In college I took an art class and the first thing we did was tape off a square in the center of the paper. This was the space where we would draw the vase sitting on a stool in front of the classroom. We drew on a bright white sheet with a rough matte surface, textured like an eggshell. I began at the center, of course, and carefully created a scale small enough to contain everything in front of me. To my delight, the finished product floated smack-dab in the middle of the paper. Nothing even neared the edge.
Despite my tangled mess of hair, things of the wild variety don’t come easily for me. My creativity comes from working with boundaries—like the finite rectangle in a frame of film. I no longer feel the need to stay inside the lines, but I like limits and indelible endings. They make the space seem full.
I guess “seem” is the imperative word there, since for the most part it’s only an illusion. Boundaries have a way of creating things, because they hint at what’s beyond them.
I once saw a Pollock in a museum; it took up the better part of a wall. The painting wasn’t framed, so you could see the sides of canvas and the staples that stretched it across. The color ran clear off the edges and I imagined onto the floor. The paint I could see felt like merely a piece—a swatch of some colossal and untamed outpouring.

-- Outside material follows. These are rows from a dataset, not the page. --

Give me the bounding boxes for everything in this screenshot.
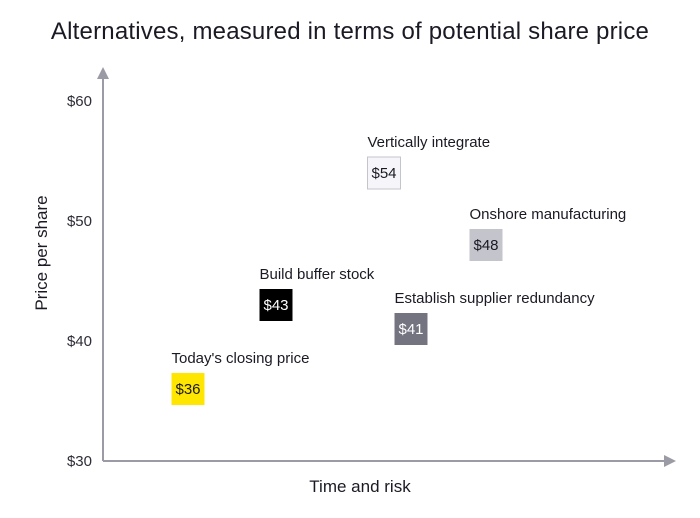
data-point: $43 Build buffer stock	[259, 266, 375, 321]
data-point-marker	[171, 373, 205, 405]
data-point: $41 Establish supplier redundancy	[394, 290, 596, 345]
data-point-value-label: $54	[371, 165, 396, 182]
data-point-marker	[367, 156, 401, 190]
data-point: $48 Onshore manufacturing	[469, 206, 627, 261]
data-points: $36 Today's closing price $43 Build buffer …	[171, 134, 627, 405]
y-axis-title: Price per share	[32, 195, 51, 310]
y-axis-arrow-icon	[97, 67, 109, 79]
data-point-name-label: Establish supplier redundancy	[395, 290, 596, 307]
chart-title: Alternatives, measured in terms of poten…	[50, 18, 650, 45]
data-point-name-label: Build buffer stock	[260, 266, 375, 283]
data-point-marker	[259, 289, 293, 321]
data-point: $54 Vertically integrate	[367, 134, 491, 190]
y-tick-label: $40	[67, 333, 92, 350]
axes	[97, 67, 676, 467]
data-point-name-label: Onshore manufacturing	[470, 206, 627, 223]
y-tick-label: $50	[67, 213, 92, 230]
y-tick-label: $60	[67, 93, 92, 110]
data-point-value-label: $48	[473, 237, 498, 254]
x-axis-title: Time and risk	[309, 477, 411, 496]
y-tick-labels: $60 $50 $40 $30	[67, 93, 92, 470]
data-point-value-label: $36	[175, 381, 200, 398]
data-point-marker	[394, 313, 428, 345]
data-point-value-label: $41	[398, 321, 423, 338]
data-point: $36 Today's closing price	[171, 350, 310, 405]
data-point-value-label: $43	[263, 297, 288, 314]
y-tick-label: $30	[67, 453, 92, 470]
data-point-marker	[469, 229, 503, 261]
x-axis-arrow-icon	[664, 455, 676, 467]
data-point-name-label: Vertically integrate	[368, 134, 491, 151]
data-point-name-label: Today's closing price	[172, 350, 310, 367]
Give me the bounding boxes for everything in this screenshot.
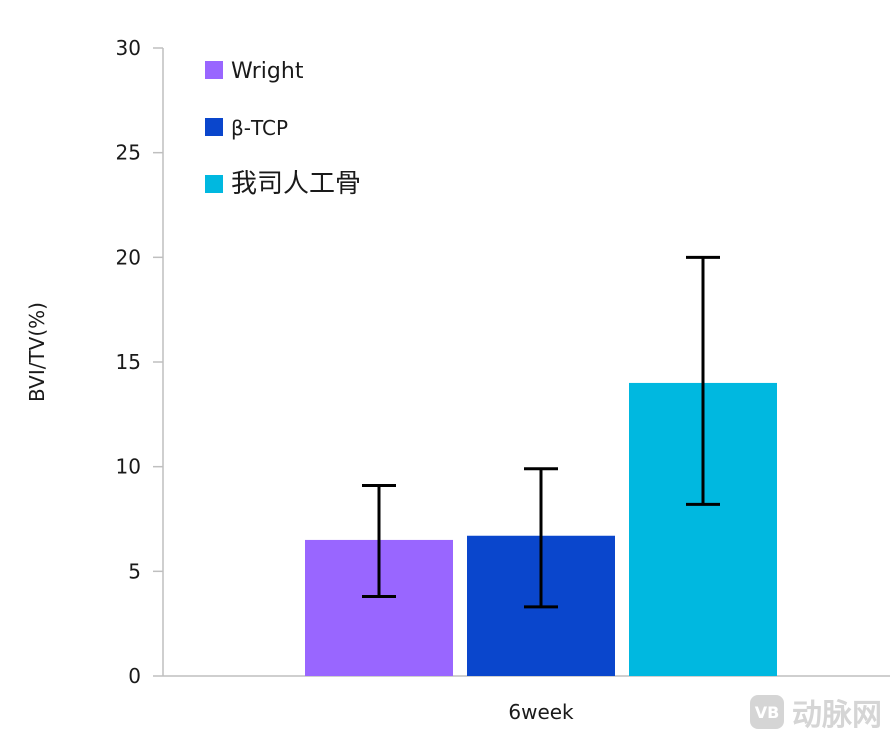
legend: Wright β-TCP 我司人工骨: [205, 59, 361, 199]
y-tick-label: 15: [116, 350, 141, 374]
legend-swatch-2: [205, 118, 223, 136]
y-axis: 0 5 10 15 20 25 30: [116, 36, 164, 688]
legend-label-2: β-TCP: [231, 116, 288, 140]
watermark-text: 动脉网: [792, 698, 882, 733]
y-tick-label: 0: [128, 664, 141, 688]
watermark: VB 动脉网: [750, 690, 882, 734]
legend-swatch-3: [205, 175, 223, 193]
x-category-label: 6week: [508, 700, 574, 724]
error-bars: [362, 255, 720, 609]
watermark-logo-icon: VB: [750, 695, 784, 729]
y-tick-label: 25: [116, 141, 141, 165]
y-axis-label: BVI/TV(%): [25, 302, 49, 402]
y-tick-label: 30: [116, 36, 141, 60]
legend-label-3: 我司人工骨: [231, 169, 361, 199]
y-tick-label: 10: [116, 455, 141, 479]
y-tick-label: 20: [116, 245, 141, 269]
legend-label-1: Wright: [231, 59, 304, 84]
legend-swatch-1: [205, 61, 223, 79]
y-tick-label: 5: [128, 559, 141, 583]
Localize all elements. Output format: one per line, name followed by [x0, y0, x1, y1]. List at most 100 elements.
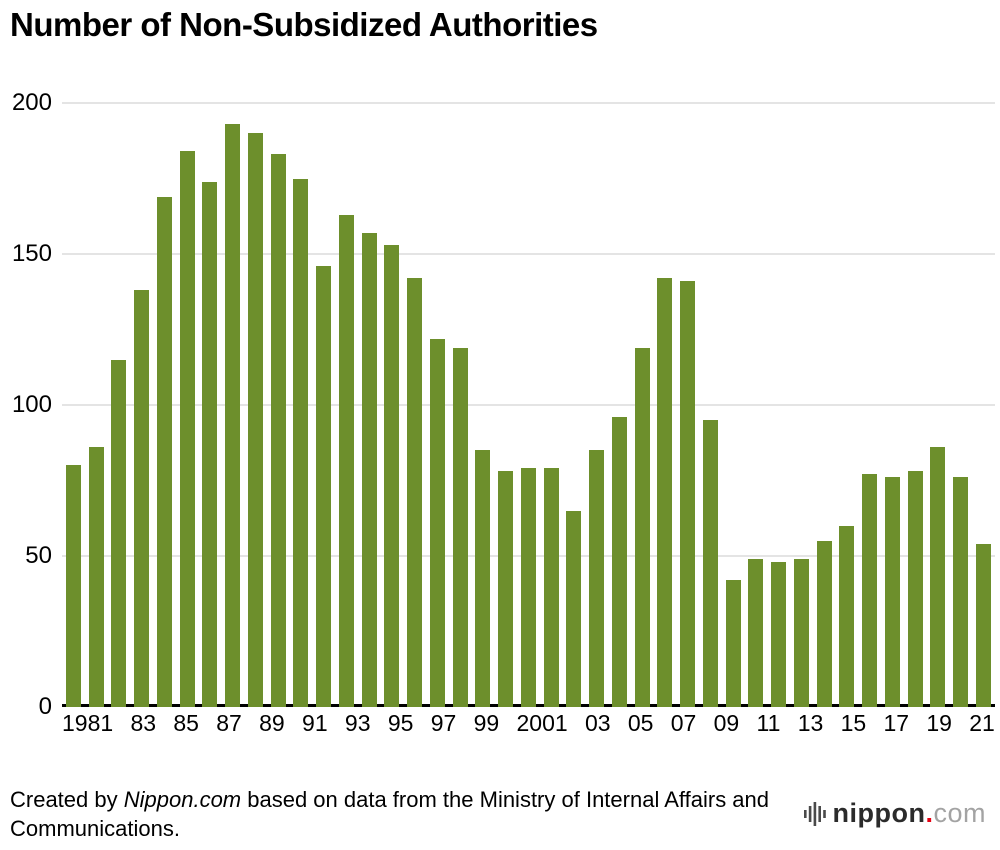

We learn early on how to give just enough—to burn, but just a little, and be done. It’s smart to save a part of yourself, because what if this only gets harder?
But, there is no restraint in the month of May, no tenuous half-ways or kind-ofs. Every inch of the cherry trees is impossibly pink. The blossoms quiver with their unbearable lightness. After months of cold, the doors fly open again and a hive’s worth of bees begin buzzing. Ask them how much to give of your heart! They’ll answer the way that you’re fearing.
It sounds like paint hitting a canvas. Give everything. Give everything. Give everything.